A fired-up Gov. Ron DeSantis absolutely torched Florida’s own Republican Representative-elect Randy Fine on Wednesday, blasting the newly elected congressman’s weak victory margin and claiming only President Donald Trump’s intervention saved Fine from disaster.
“I think you have a candidate in Randy Fine, who, one, he’s a squish,” DeSantis declared at a press conference in Ocala, Florida.
“He supported restrictions on Second Amendment rights back in 2018. He tried to defeat my immigration proposal to help President Trump enforce immigration laws and he tried to make Florida a de facto sanctuary state.”
The governor didn’t stop there. DeSantis argued Fine’s underwhelming 14-point victory in Florida’s deep-red 6th Congressional District exposed the candidate’s overall weaknesses. This is a district Trump and DeSantis both carried by over 30 points in their most recent elections.
“It’s an underperformance. I think it’s unique to the candidate and I think the president really had to bail him out at the end because this race would have been much closer had the president sat on the sidelines,” DeSantis said. “If anything it shows the president has got the juice to get Republicans to go out on Election Day and even vote for a candidate that they’re not crazy about.”

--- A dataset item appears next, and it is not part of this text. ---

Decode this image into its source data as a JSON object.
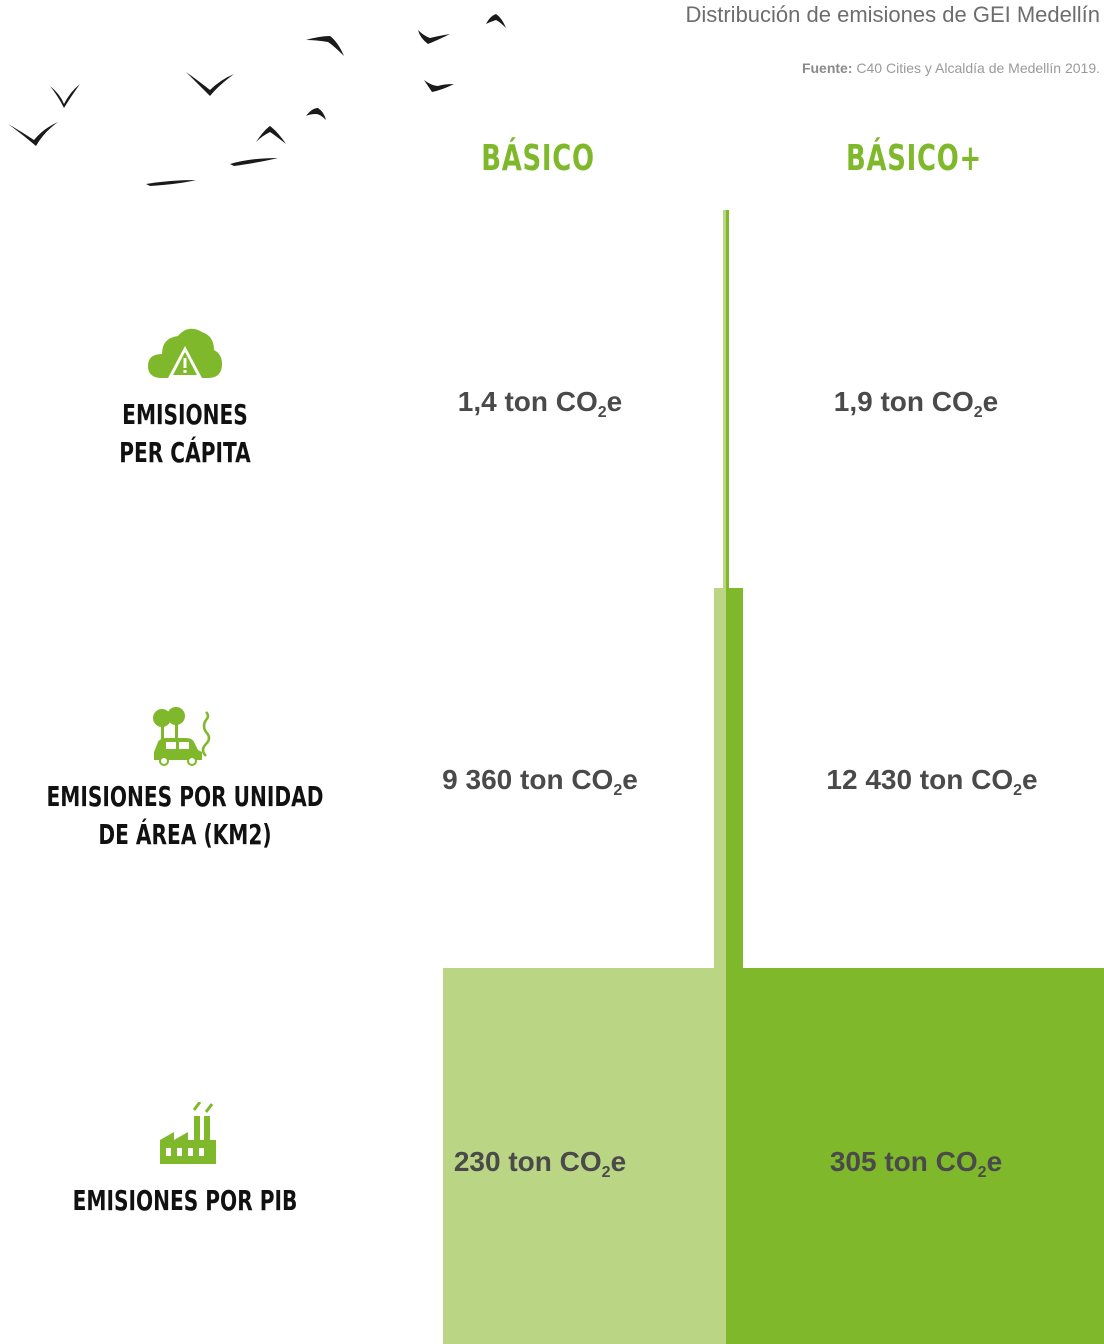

DeSantis said that Republican voters held their noses and voted for Fine solely out of loyalty to Trump.
“These are voters who didn’t like Randy Fine, but who basically are like, ‘You know what? We’re going to take one for the team. The president needs another vote up there, and so we’re going to do it.'”
“Just the way he conducts himself is somebody — he repels people. He’s repelled people in the legislature,” DeSantis said. “They wanted to get him out of the legislature, so they asked me to put him up for Florida Atlantic president, and I did, and the whole board would have resigned rather than making presidents, and now he’s going to be in Congress.”
It’s the latest chapter in the ongoing feud between DeSantis and Fine, which erupted in 2023 when Fine abandoned DeSantis to endorse Trump during the presidential primary. Fine then went on the offensive, penning a Washington Times op-ed accusing DeSantis of failing to adequately fight antisemitism in Florida after the Israel-Hamas war began.
Fine responding to DeSantis’ criticism with a post on X: “A dying star burns hottest before it fades into oblivion. I’m focused on working with @realDonaldTrump to stop Democrats from taking this country backwards, not working with them. Let’s go.”
Allies of Fine have pushed back against DeSantis’ attacks as well. One anonymous GOP operative with ties to the Fine campaign told reporters that DeSantis provided virtually no help while actively undermining the campaign: “Casey and Ron were nowhere to be found. They got more earned media around their attacks than the Democrats did. They say all these nice things about the president, then do everything they can to cripple the president’s agenda.”